Every such truth assignment gives a value of $1$ (representing true) or $0$ (representing false) to each variable. We can therefore think of a truth assignment $\tau$ as determining a four-bit integer $x_\tau$ depending on the values given to $x_0, x_1, x_2$ and $x_3$, and a four-bit integer $y_\tau$ depending on the values given to $y_0, y_1, y_2$ and $y_3$.
More precisely, with $\tau (x_i)$ being the truth value assigned to $x_i$, we can define the integers $x_\tau = 2^3 \tau (x_3) + 2^2 \tau (x_2) + 2^1 \tau (x_1) + \tau (x_0)$ and $y_\tau = 2^3\tau (y_3) + 2^2 \tau (y_2) + 2^1 \tau (y_1) + \tau (y_0)$.

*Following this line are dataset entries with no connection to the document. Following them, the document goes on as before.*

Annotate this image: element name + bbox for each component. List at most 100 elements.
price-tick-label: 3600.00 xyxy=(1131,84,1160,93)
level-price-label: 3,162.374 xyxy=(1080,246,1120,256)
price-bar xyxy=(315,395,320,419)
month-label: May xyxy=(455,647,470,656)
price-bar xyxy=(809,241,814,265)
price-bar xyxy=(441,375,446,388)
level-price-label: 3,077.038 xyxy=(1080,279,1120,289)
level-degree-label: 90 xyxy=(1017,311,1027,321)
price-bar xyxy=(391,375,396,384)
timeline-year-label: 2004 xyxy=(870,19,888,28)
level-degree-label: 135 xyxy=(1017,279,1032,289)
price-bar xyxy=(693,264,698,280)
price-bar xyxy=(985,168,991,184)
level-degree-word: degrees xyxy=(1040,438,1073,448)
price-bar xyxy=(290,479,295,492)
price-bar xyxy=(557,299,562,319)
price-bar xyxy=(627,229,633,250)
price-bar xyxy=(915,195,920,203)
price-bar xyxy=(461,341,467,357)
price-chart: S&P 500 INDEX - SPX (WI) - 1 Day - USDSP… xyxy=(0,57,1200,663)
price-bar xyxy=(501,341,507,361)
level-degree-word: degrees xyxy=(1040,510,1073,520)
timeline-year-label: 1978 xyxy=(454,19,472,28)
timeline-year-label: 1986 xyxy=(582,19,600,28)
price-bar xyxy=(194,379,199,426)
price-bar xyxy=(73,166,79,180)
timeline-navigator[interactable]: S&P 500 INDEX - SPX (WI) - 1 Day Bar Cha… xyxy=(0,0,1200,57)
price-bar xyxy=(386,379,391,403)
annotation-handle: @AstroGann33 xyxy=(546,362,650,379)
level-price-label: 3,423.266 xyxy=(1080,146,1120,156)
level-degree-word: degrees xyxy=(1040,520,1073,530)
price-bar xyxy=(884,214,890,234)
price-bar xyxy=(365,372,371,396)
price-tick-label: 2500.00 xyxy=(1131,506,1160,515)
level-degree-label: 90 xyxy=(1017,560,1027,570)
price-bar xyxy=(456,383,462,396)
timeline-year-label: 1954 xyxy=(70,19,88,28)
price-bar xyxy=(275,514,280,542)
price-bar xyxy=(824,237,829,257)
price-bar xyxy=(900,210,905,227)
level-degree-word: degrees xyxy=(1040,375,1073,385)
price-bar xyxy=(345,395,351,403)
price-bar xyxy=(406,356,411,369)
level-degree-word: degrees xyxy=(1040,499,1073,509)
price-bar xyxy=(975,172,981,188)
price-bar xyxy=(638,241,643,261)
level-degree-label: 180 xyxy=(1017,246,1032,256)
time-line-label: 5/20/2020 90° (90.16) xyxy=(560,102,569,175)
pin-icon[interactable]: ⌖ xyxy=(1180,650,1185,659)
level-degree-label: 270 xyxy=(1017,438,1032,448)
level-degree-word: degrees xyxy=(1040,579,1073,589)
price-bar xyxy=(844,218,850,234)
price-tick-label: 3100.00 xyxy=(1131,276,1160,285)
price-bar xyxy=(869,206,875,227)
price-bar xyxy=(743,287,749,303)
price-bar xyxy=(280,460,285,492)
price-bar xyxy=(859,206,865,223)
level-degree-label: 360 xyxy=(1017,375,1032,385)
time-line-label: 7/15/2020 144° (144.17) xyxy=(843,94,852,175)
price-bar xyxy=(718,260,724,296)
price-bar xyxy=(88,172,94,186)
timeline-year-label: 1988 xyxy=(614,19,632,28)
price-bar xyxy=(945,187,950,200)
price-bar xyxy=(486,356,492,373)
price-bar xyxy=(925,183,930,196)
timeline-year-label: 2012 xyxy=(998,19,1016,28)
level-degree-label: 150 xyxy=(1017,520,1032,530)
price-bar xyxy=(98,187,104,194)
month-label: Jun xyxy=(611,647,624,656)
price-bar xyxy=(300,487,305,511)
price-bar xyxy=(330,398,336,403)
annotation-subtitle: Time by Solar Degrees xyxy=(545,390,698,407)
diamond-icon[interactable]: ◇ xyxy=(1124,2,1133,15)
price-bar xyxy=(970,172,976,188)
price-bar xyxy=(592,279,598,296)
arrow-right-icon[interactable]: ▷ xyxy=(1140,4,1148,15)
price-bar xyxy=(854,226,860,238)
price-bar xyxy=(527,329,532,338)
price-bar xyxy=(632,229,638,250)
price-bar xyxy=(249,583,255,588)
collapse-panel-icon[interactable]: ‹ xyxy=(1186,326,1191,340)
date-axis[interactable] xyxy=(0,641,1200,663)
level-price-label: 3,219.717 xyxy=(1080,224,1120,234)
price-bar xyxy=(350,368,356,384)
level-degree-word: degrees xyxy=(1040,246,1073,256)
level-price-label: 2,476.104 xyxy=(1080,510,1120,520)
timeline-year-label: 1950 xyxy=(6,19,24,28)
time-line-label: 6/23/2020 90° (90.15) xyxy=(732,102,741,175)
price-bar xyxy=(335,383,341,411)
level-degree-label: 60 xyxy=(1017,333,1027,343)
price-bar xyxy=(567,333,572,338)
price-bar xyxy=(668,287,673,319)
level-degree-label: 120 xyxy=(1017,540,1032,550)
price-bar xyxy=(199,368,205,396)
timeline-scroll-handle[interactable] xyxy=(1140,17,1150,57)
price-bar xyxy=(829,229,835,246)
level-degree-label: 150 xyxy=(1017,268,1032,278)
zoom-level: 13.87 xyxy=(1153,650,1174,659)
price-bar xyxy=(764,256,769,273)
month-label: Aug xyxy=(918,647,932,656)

Write a formula that is satisfied by exactly those truth assignments $\tau$ for which $x_\tau > y_\tau$ . Your formula may use any of the Boolean connectives introduced so far. Explain how you obtained your formula, and justify its correctness
Am I right in assuming that I would need to construct a formula for every single possibility where $x$ is the greater bit?